Aggregation, production and spillover: the cumulative impact of man-made structures on fish.

Lead Research Organisation: University of Strathclyde
Department Name: Mathematics and Statistics


In the latter half of the 20th century, over 1300 man-made structures (MMS) were installed in the offshore marine environment of the North Sea for the oil and gas industry, and many others are now being installed to obtain offshore renewable energy. There is mounting evidence for the ecological benefits of such structures, not least for marine fish. In the United States of America, MMS (particularly oil rigs) are used as reefs to successfully enhance fisheries in the so-called, Rig to Reefs programme. In Europe the opposite occurs: international regulations governing the North Sea (i.e. OSPAR Decision 98/3) require the complete removal of disused offshore installations.

In the North Sea it is well known that fish aggregate at MMS and oil and gas MMS have 500 m fishery exclusion zones. So the structures act as small marine protected areas. At this scale, the total area protected is very small relative to the area occupied by commercial fish stocks in the North Sea. However, there is also evidence that aggregations of fish extend well beyond the exclusion zone, which is either a result of aggregation towards the MMS or enhanced productivity and protection resulting in fish spilling over into the adjacent area. The "spillover effect" is a well-known benefit of marine protected areas but has not been studied in relation to MMS in the North Sea. If this spillover is significant, then the area influence of MMS could be greater than hitherto assumed.

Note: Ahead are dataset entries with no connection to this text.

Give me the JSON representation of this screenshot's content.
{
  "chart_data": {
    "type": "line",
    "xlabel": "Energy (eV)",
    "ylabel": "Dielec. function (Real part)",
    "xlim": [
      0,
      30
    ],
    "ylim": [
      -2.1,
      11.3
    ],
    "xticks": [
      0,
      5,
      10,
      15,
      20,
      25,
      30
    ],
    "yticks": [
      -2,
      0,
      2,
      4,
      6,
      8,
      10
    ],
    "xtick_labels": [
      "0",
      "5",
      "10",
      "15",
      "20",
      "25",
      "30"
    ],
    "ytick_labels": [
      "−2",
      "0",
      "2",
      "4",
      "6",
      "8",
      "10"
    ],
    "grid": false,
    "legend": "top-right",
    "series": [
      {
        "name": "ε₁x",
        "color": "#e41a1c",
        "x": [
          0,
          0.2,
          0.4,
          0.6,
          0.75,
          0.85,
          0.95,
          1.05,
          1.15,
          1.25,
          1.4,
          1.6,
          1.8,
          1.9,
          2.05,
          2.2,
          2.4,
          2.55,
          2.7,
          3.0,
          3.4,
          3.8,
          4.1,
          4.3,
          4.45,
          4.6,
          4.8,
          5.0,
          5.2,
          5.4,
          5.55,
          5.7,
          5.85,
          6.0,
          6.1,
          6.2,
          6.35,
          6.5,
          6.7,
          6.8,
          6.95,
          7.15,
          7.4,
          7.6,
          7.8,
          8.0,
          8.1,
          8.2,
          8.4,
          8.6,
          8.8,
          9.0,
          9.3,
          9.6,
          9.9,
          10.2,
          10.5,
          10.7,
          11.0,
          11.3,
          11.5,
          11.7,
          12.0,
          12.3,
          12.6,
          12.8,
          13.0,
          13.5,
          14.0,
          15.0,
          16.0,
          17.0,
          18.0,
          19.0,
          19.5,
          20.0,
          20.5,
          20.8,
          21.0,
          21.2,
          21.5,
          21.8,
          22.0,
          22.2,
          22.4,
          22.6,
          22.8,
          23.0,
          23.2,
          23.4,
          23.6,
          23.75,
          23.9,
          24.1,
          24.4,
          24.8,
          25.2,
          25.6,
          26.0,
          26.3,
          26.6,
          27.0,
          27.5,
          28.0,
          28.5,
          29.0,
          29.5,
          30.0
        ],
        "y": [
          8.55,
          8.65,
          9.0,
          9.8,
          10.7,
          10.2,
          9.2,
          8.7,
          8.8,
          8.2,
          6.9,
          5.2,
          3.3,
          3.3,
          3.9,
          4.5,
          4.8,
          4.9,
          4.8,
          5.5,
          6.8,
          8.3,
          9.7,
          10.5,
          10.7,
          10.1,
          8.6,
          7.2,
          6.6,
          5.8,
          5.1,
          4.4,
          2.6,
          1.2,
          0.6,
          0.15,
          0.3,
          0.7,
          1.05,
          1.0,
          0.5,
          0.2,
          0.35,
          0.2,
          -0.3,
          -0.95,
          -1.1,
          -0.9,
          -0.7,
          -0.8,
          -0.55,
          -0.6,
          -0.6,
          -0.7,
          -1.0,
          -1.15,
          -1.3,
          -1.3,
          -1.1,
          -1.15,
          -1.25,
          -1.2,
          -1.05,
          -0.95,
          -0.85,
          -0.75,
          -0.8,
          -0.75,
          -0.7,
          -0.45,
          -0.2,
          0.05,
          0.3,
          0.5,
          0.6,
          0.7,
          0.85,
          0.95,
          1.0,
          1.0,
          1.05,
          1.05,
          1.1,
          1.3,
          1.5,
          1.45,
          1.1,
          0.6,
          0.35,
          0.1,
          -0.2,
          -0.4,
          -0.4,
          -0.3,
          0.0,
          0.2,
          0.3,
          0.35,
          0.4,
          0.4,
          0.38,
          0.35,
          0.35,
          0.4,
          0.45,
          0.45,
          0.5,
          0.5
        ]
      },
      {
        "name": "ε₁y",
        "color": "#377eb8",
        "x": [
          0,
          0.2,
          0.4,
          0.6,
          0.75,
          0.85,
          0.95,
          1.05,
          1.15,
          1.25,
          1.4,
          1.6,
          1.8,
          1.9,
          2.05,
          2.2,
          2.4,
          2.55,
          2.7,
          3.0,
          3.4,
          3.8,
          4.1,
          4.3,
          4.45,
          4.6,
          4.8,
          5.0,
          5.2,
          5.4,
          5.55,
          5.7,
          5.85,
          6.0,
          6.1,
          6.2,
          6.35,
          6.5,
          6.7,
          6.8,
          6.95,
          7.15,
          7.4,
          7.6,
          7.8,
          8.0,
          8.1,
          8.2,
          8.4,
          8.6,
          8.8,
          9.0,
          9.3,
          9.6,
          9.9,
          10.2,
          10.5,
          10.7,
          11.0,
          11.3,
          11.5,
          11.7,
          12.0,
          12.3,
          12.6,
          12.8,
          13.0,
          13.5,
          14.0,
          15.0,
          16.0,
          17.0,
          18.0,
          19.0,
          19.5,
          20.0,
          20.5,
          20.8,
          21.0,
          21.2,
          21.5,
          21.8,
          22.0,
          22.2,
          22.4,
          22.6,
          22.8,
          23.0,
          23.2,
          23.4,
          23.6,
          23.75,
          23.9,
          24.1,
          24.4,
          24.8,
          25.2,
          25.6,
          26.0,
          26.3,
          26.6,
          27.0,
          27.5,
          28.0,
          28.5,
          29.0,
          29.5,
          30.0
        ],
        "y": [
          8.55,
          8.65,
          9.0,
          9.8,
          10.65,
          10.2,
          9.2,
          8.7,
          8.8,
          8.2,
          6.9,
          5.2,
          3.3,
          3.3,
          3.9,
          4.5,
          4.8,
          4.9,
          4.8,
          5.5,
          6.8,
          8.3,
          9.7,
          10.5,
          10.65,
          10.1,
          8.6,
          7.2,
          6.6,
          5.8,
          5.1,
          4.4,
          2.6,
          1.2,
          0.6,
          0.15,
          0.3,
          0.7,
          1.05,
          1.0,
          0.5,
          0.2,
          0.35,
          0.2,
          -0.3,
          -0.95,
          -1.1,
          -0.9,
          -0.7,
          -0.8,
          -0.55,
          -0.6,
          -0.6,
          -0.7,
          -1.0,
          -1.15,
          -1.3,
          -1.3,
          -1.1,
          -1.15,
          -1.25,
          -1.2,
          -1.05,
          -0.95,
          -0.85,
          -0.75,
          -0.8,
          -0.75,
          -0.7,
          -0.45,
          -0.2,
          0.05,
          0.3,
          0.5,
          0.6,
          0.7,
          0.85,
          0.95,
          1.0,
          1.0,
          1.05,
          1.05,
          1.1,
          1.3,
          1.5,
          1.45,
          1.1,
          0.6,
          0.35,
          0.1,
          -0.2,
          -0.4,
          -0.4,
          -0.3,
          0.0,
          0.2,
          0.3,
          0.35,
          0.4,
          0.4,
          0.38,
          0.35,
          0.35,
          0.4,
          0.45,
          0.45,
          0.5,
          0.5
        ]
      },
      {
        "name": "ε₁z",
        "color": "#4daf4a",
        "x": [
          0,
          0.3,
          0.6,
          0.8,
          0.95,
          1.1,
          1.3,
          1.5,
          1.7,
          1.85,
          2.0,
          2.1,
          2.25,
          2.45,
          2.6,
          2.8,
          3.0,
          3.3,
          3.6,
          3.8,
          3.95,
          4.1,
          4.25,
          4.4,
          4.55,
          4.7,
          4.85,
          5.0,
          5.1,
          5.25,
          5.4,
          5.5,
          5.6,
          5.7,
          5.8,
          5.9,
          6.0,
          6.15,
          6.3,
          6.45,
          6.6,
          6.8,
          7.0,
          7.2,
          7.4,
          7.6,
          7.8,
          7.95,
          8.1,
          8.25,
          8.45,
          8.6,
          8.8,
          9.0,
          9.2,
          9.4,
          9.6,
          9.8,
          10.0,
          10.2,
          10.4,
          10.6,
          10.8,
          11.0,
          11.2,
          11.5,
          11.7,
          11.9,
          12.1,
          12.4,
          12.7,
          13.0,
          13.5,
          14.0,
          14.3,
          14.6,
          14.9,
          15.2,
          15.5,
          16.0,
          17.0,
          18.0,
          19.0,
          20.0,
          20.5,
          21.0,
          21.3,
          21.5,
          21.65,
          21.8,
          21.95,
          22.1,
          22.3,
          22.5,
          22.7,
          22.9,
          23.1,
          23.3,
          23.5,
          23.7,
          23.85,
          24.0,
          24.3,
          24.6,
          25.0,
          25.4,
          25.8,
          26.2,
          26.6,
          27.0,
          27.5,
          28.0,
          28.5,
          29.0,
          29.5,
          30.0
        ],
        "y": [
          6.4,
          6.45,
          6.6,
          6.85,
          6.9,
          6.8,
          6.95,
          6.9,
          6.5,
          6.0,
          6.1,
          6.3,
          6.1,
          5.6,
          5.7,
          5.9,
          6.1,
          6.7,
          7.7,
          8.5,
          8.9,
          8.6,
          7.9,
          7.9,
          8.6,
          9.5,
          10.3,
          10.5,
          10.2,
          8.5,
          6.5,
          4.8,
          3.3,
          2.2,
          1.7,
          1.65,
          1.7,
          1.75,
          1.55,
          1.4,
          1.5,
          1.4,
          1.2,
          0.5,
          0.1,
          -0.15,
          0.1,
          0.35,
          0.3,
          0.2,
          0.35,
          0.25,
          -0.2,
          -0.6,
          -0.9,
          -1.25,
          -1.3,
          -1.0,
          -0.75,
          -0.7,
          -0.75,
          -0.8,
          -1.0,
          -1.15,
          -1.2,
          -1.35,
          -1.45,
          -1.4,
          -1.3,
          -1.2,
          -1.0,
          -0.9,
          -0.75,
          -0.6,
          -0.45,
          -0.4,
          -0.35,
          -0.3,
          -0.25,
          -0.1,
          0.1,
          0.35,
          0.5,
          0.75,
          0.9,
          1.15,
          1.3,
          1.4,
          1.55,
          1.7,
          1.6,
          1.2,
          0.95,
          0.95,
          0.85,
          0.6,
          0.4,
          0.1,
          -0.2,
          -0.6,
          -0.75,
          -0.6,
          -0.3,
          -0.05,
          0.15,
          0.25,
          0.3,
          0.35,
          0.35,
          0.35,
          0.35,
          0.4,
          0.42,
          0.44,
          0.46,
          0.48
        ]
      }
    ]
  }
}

Here, we use an unmanned surface vehicle equipped with state of the art high resolution acoustic surveying techniques to evaluate the scale of aggregation and spillover effect of fish from North Sea MMS. Data from the surveys are used to parameterise a high spatial resolution model of fish dynamics and movements which we will use test hypotheses about the whole North Sea scale effects of networks of structures, including the extent to which they arise from enhanced productivity or the protection from fishing afforded by proximity to hard substrate, and the North Sea scale consequences of their removal..

Our results will be used by oil and gas operators in the North Sea, one of which is a partner in our project, to inform their cumulative impact assessments. This will provide evidence for derogating removal, which as stated by the CEO of the Scottish Wildlife Trust, in a parliamentary committee, could result in "a triple win", with "...substantial savings to the taxpayer and substantial savings to the operator. There could be a net positive effect on the environment in the retention of these sometimes highly biodiverse areas around rigs and other structures."

Planned Impact

The key stakeholders who will benefit from this project are the oil and gas operators, the legislators, the fishing industry and the emerging offshore renewables industry. These stakeholders face the issue of conflicting use of marine space, and in the case of the operators, the prospect of decommissioning their offshore structures at huge costs. At the very least, understanding how fish use these structures and their potential contribution to North Sea fish populations links to the industry challenge of cumulative impact assessment (CIA). There is a lack of certainty over the process of undertaking a CIA, with inconclusive guidance and inconsistent definition of scope. The immediate expected benefits for the oil and gas operators will be providing evidence for cumulative impact assessments associated with decommissioning. However, an outcome of some substantial value would be a demonstration of significant benefits to the environment of the offshore structures. Elevated fish densities, particularly of predatory fish such as cod and saithe, are indicators of a healthy marine environment because these fish are supported by several trophic levels beneath them in the food chain. There could be economic benefits to fishing stakeholders, if these structures are shown to enhance local fish production through, for example, spillover effects. However, such economic benefits would be dwarfed by the massive economic benefits to the oil and gas industry if, as has occurred elsewhere, a demonstration of rigs to reef benefits contributes to a change in decommissioning policy.

The stakeholders will specifically benefit from: a) obtaining quantitative evidence relating to the abundance of commercial fish stocks in and around platforms for comparative and environmental impact assessments; b) use of this evidence to inform future engagement with regulators regarding the interpretation and value of existing decommissioning legislation; c) the development of a non-intrusive method which is able to capture repeatable fish population data in a cost effective manner; d) protocols & models to apply the new techniques in future and to other structures such as offshore renewable devices, pipelines and wrecks.

Key stakeholders, including one of the major operators in the North Sea, are partners in the project. We will engage with these partners with regular face to face meetings, facilitated by the National Decommissioning Centre, which is also a partner. We will also attend stakeholder workshops (e.g. annual MASTS/SUT workshops). We also aim to publicise the potential benefits of offshore MMS by conducting a variety of STEM outreach activities (café scientifique, school visits, and science festival displays of our acoustic data and video data).